Dual-IRT-GAN: A defect-aware deep adversarial network to perform super-resolution tasks in infrared thermographic inspection
Liangliang Cheng, Mathias Kersemans
Abstract
InfraRed Thermography (IRT) is a valuable diagnostic tool for detecting defects in fiber-reinforced polymers in a non-destructive manner through the measurement of surface temperature distribution. Yet, thermal cameras typically have a low native spatial resolution resulting in a blurry and low-quality thermal image sequence. This study proposes a defect-aware Generative Adversarial Network (GAN) framework, termed Dual-IRT-GAN, in order to simultaneously perform Super-Resolution (SR) and defect detection tasks in infrared thermography.
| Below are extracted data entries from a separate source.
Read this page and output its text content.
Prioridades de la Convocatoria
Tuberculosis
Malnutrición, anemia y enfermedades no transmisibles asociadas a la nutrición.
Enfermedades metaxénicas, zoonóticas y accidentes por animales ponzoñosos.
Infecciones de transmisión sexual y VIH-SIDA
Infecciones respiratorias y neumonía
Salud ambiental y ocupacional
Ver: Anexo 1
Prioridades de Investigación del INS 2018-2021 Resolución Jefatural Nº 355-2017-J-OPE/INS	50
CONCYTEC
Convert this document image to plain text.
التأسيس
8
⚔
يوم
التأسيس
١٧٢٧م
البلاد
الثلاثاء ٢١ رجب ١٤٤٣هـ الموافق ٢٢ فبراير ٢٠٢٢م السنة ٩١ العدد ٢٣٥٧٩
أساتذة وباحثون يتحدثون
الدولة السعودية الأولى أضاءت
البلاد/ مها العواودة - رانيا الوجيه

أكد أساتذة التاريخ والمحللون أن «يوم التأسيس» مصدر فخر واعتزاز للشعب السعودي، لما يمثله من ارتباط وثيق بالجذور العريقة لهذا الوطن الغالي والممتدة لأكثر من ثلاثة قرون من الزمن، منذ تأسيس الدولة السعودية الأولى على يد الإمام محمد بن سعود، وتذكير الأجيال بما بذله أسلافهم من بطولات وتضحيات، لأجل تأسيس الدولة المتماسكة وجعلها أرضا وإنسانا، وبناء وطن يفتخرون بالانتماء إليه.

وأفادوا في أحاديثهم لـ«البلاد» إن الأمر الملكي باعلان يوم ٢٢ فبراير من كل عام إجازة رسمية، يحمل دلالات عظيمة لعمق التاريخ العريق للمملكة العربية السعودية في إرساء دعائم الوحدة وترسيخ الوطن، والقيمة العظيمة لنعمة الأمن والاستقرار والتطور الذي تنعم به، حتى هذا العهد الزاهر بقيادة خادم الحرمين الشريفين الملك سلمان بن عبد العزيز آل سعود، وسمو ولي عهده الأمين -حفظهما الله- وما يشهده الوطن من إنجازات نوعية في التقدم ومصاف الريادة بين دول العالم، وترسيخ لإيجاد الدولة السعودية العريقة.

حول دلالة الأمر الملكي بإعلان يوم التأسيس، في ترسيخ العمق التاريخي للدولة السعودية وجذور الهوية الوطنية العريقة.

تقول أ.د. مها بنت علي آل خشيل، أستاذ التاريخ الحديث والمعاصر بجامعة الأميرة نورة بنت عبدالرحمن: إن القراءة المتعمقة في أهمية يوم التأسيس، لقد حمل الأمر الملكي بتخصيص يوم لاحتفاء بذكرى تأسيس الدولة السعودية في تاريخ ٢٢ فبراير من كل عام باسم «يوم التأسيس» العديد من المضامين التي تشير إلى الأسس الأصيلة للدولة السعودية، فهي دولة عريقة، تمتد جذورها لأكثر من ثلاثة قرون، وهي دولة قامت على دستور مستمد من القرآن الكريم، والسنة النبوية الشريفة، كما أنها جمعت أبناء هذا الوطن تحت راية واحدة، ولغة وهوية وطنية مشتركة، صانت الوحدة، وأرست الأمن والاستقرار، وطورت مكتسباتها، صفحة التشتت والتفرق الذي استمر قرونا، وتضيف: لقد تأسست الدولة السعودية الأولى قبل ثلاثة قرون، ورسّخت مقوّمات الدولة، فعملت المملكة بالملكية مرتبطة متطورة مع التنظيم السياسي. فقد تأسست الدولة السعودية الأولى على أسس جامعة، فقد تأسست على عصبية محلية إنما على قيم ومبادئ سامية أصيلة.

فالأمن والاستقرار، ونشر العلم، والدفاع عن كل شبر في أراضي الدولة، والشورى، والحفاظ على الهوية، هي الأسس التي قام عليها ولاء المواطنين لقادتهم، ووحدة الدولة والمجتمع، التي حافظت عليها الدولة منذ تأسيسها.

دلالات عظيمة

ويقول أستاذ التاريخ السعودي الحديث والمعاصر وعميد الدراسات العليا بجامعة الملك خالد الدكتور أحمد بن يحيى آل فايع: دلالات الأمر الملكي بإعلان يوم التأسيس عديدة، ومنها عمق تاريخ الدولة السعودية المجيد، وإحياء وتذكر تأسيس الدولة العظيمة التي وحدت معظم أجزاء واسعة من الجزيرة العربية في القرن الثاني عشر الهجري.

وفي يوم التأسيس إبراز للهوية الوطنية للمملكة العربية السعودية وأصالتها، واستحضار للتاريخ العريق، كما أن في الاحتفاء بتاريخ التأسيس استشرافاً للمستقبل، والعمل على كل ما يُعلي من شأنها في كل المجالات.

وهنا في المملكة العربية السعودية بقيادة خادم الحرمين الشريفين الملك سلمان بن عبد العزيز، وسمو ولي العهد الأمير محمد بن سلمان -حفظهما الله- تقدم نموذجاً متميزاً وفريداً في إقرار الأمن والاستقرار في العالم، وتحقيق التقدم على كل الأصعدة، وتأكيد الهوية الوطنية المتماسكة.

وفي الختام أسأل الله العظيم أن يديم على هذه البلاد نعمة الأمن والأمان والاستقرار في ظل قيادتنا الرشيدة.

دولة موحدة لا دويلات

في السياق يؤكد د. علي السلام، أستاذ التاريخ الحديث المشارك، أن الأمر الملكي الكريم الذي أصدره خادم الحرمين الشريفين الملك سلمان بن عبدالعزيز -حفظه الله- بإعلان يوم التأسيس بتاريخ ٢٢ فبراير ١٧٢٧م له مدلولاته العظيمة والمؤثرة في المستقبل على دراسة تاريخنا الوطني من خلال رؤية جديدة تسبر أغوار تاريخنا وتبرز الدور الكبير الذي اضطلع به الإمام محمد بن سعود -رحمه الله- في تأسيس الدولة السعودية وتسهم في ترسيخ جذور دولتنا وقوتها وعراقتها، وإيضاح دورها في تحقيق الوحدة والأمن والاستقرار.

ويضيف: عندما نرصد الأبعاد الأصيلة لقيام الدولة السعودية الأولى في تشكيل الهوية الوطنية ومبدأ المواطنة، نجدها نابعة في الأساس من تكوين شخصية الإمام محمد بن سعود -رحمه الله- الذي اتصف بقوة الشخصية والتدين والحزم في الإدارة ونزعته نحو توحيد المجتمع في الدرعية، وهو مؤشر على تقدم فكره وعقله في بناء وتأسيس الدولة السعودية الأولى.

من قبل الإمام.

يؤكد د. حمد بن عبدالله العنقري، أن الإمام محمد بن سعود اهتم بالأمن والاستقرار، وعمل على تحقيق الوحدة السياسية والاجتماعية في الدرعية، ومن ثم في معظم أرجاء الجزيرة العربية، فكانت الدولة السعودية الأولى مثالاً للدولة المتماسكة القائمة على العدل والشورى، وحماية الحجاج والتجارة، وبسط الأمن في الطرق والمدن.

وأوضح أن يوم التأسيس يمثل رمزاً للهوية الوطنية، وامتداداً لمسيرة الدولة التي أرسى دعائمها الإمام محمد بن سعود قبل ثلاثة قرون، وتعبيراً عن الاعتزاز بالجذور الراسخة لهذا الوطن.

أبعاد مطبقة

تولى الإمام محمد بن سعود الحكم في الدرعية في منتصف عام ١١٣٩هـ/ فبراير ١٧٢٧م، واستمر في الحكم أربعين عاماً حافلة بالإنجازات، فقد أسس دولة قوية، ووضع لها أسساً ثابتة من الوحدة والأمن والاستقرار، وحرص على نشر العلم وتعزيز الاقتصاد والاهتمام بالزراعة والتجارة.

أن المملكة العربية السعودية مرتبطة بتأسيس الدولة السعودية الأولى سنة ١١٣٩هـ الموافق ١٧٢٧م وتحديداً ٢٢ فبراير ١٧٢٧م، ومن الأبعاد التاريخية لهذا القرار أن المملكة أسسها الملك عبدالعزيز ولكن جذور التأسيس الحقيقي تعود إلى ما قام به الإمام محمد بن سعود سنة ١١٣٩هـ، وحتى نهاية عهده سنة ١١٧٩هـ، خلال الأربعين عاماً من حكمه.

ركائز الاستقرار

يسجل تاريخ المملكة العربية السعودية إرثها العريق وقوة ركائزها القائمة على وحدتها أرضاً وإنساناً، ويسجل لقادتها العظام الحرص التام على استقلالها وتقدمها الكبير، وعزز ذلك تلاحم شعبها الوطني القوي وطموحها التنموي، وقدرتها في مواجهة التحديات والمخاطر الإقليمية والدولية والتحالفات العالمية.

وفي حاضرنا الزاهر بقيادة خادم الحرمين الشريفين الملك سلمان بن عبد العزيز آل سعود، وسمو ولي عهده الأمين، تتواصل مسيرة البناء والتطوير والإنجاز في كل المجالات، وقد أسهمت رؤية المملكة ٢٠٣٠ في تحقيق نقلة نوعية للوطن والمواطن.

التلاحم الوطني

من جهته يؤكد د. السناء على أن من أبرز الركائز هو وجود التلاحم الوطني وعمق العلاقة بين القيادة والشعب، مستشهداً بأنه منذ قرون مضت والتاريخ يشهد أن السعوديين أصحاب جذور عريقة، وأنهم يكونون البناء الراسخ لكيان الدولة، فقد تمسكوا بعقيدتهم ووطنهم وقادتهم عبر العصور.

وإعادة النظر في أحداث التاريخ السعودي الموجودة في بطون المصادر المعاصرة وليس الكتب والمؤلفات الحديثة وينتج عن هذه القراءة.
Furthermore, the visibility of defective regions in generated high-resolution images are enhanced by leveraging defect-aware attention maps from segmented defect images. Following a series of augmentation techniques and a second-order degradation process, the proposed Dual-IRT-GAN model is trained on an extensive numerically generated thermographic dataset of composite materials with various defect types, sizes and depts. The high inference performance of the virtually trained Dual-IRT-GAN is demonstrated on several experimental thermographic datasets which were obtained from composite coupon specimens with various defect types, sizes, and depths, as well as from aircraft stiffened composite panels having real (production) defects.